Though the details are sure to change, the budget document is important nonetheless in laying down a marker of the president’s priorities.

At the NIH, for instance, the plan calls for a “major reorganization” of the 27 institutes and centers that make up the agency. It outright abolishes the Fogarty International Center, which spends $69 million a year to support research on global health and encourage collaboration between health research institutions in the US and in other nations.
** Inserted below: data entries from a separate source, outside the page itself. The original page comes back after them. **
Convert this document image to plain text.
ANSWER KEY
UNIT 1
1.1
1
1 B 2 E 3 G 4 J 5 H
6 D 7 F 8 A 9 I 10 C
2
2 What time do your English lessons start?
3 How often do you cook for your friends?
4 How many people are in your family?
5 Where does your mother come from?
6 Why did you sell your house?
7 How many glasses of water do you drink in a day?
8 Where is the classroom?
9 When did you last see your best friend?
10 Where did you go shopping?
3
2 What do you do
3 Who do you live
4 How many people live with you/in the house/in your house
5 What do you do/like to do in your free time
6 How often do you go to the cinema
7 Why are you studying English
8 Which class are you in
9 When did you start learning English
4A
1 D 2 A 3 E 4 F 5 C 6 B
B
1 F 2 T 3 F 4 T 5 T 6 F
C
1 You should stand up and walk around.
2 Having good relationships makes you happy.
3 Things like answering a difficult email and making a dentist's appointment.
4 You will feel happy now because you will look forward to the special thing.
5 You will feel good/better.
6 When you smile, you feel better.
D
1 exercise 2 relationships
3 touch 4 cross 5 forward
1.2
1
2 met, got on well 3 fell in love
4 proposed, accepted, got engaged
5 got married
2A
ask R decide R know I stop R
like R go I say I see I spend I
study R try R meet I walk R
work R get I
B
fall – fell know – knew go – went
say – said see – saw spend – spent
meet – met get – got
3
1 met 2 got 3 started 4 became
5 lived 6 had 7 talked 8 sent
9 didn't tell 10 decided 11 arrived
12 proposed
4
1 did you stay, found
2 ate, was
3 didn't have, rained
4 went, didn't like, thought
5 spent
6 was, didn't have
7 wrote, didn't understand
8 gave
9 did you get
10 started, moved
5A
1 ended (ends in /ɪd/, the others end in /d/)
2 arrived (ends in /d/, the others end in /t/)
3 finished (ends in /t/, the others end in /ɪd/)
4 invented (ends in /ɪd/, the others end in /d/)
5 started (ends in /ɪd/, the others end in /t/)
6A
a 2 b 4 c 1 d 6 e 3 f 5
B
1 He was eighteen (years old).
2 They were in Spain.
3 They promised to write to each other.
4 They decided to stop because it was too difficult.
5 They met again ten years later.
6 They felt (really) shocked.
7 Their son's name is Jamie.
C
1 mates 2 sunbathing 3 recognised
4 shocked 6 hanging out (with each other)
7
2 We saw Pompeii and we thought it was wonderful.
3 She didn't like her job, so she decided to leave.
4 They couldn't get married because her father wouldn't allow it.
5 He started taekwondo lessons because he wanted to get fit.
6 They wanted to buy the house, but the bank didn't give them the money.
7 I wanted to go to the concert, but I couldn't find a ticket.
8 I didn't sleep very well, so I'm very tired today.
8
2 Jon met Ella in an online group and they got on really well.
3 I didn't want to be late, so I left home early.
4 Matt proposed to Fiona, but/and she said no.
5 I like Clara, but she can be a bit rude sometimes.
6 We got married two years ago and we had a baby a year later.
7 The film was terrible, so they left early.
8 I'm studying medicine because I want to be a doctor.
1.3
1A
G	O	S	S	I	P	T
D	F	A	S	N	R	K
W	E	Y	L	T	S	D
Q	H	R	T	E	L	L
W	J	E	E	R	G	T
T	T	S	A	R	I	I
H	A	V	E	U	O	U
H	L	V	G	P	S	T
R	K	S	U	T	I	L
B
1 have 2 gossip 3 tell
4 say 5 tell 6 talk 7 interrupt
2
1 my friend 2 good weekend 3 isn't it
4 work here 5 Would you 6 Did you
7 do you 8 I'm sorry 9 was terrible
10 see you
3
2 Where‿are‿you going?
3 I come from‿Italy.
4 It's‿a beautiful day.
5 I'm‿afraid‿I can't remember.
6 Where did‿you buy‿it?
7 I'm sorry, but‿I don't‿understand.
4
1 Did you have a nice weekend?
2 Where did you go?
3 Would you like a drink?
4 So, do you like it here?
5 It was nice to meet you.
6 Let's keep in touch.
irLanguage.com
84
The Department of Health and Human Services comes in for a cut of more than $15 billion, or nearly 18 percent. There are no specifics listed for the Centers for Disease Control and Prevention, beyond a pledge to create a $500 million block grant fund to help states respond to their specific public health challenges. It’s not clear if that’s new funding or if it would be reallocated from elsewhere within the CDC. The budget also talks about unspecified investment in “mental health activities” such as suicide prevention.

Also mentioned in the document, without specifics: A plan to create a “federal emergency response fund” to address public health emergencies such as Zika.

And the plan calls for “consolidating” the Agency for Healthcare Research and Quality, which among other things provides evidence-based guidelines for clinicians. It’s not clear whether, or how, the agency’s work would continue.

The budget doesn’t mention specific funding levels for Medicare and Medicaid, though the Republican health care bill moving through Congress would enact significant cuts to Medicaid spending.

Among the few specifics in the HHS budget blueprint: Trump would eliminate $403 million in funding to train health professionals and nurses, calling the program ineffective.

It proposes a modest increase, of $20 million, in the Department of Housing and Urban Development budget to mitigate health hazards such as lead-based paint in homes.

Megan Thielking contributed to this report.